Müzikle insan eğlenebiliyor, üzücü bir müzikse üzebiliyor ama tabii ki o şarkıları söyleynler o duyguyu hissetmeyebiliyorlar ve şöhretli olarak parayı kalıyorlar.
(bkz: hakan altun)
(bkz: cengiz kurtoğlu)
evet, gerçekten hayat demektir. tarzı farketmeksizin, kulaklarınızda hissettiğiniz ufacık bir tını bile ruhunuza farklı şekilde hltap eder. duygularınızı kabartır, hayata bakış açınızı şekillendirir. müzik bu yüzden ruhun gıdasıdır. aynı zamanda ruhun terapisinde de oldukça büyük rol oynar.
özgün ezgilerle, eşsiz notalarla oluşturan bir altyapıyla, inanılmaz ses tonuyla alınan, vocal kayıtları ile oluşturulan doğa üstü yapımları bünyesinde görmek oldukça yüksek ihtimaldir.
ve aynı zamanda, bana sülük gibi yapışan, ama yapışmasından aşırı haz duyduğum bir ruh hastalığı. hastalık diyorum, çünkü müziksiz neredeyse zaman geçirmiyorum. geçirmek zorunda olduğum zamanlar var, mesela çalışmak gibi. bu hastalığa sahip olduğum için bu süreçte oldukça rahatsızlık ve eksiklik hissetsem de, iş bitiminde yine her türlü dinleyebileceğimi bilmek bana büyük motivasyon sağlıyor.

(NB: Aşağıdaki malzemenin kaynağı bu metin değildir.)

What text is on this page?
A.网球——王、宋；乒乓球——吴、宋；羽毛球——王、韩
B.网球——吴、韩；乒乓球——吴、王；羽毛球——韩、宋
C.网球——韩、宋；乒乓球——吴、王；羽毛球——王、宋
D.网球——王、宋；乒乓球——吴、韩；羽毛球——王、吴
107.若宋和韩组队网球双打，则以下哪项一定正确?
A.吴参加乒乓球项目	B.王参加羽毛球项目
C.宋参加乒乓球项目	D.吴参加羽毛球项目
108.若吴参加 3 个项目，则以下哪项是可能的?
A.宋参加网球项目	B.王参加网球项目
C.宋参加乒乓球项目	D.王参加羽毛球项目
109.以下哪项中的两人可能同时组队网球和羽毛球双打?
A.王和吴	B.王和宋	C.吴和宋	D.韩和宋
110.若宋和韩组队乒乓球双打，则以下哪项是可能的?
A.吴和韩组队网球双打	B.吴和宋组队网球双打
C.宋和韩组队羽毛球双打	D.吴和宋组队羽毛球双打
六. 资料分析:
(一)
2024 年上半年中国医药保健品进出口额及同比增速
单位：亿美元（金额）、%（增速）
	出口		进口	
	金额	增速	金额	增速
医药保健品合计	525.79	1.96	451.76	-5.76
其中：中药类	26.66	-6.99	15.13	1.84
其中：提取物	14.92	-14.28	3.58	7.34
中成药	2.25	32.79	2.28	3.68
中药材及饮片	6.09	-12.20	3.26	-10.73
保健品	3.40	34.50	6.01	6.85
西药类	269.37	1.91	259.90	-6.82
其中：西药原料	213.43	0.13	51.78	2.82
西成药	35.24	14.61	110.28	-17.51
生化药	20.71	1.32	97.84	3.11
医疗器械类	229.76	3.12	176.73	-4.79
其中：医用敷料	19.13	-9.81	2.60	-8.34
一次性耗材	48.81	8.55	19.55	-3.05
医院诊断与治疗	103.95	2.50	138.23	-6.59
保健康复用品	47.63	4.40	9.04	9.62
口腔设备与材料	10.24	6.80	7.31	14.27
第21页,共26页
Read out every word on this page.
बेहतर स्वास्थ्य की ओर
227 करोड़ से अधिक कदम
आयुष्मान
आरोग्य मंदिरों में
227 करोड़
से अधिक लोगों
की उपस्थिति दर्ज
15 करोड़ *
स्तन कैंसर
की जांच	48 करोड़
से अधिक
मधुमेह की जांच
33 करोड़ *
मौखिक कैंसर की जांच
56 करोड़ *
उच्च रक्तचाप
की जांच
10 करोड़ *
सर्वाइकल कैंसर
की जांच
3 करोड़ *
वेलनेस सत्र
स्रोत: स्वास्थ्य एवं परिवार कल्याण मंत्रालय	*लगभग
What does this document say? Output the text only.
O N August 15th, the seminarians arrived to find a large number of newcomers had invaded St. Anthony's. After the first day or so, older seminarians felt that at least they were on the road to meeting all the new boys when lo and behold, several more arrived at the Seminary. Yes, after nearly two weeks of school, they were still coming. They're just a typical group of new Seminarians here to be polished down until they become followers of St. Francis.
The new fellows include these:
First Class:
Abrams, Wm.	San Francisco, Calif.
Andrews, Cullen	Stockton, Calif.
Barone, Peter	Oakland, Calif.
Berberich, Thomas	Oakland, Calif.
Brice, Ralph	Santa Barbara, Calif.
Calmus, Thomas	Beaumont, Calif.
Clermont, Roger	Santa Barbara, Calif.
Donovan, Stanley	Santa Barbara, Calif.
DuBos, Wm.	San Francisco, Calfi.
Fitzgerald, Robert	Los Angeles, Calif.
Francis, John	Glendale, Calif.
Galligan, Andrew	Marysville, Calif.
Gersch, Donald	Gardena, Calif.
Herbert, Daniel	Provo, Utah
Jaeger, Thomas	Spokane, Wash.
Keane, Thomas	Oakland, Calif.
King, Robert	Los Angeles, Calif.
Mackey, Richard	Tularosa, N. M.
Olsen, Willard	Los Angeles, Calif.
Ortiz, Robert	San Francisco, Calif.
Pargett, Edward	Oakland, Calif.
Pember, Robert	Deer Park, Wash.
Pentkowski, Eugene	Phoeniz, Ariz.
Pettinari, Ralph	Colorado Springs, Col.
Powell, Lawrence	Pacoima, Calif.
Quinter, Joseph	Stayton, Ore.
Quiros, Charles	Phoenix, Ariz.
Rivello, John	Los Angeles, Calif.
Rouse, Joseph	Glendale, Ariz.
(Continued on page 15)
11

müzikten ayrılamıyorum. ve tuhaf gördüğüm bişi var ki, cidden müzik dinlemeyi sevmeyen insanlar da girdi hayatımda zamanında. ama ben müzik dinlemeyi sevmemeyi doğru bulmuyorum. bence o şahıslar ruhlarına hitap eden türü keşfedememişlerdir. ya da toplumun dayattığı saçma sapan, ruhani olumlu etkilerden oldukça yoksun şarkılarını dinlemek zorunda da kalıyor olabilir.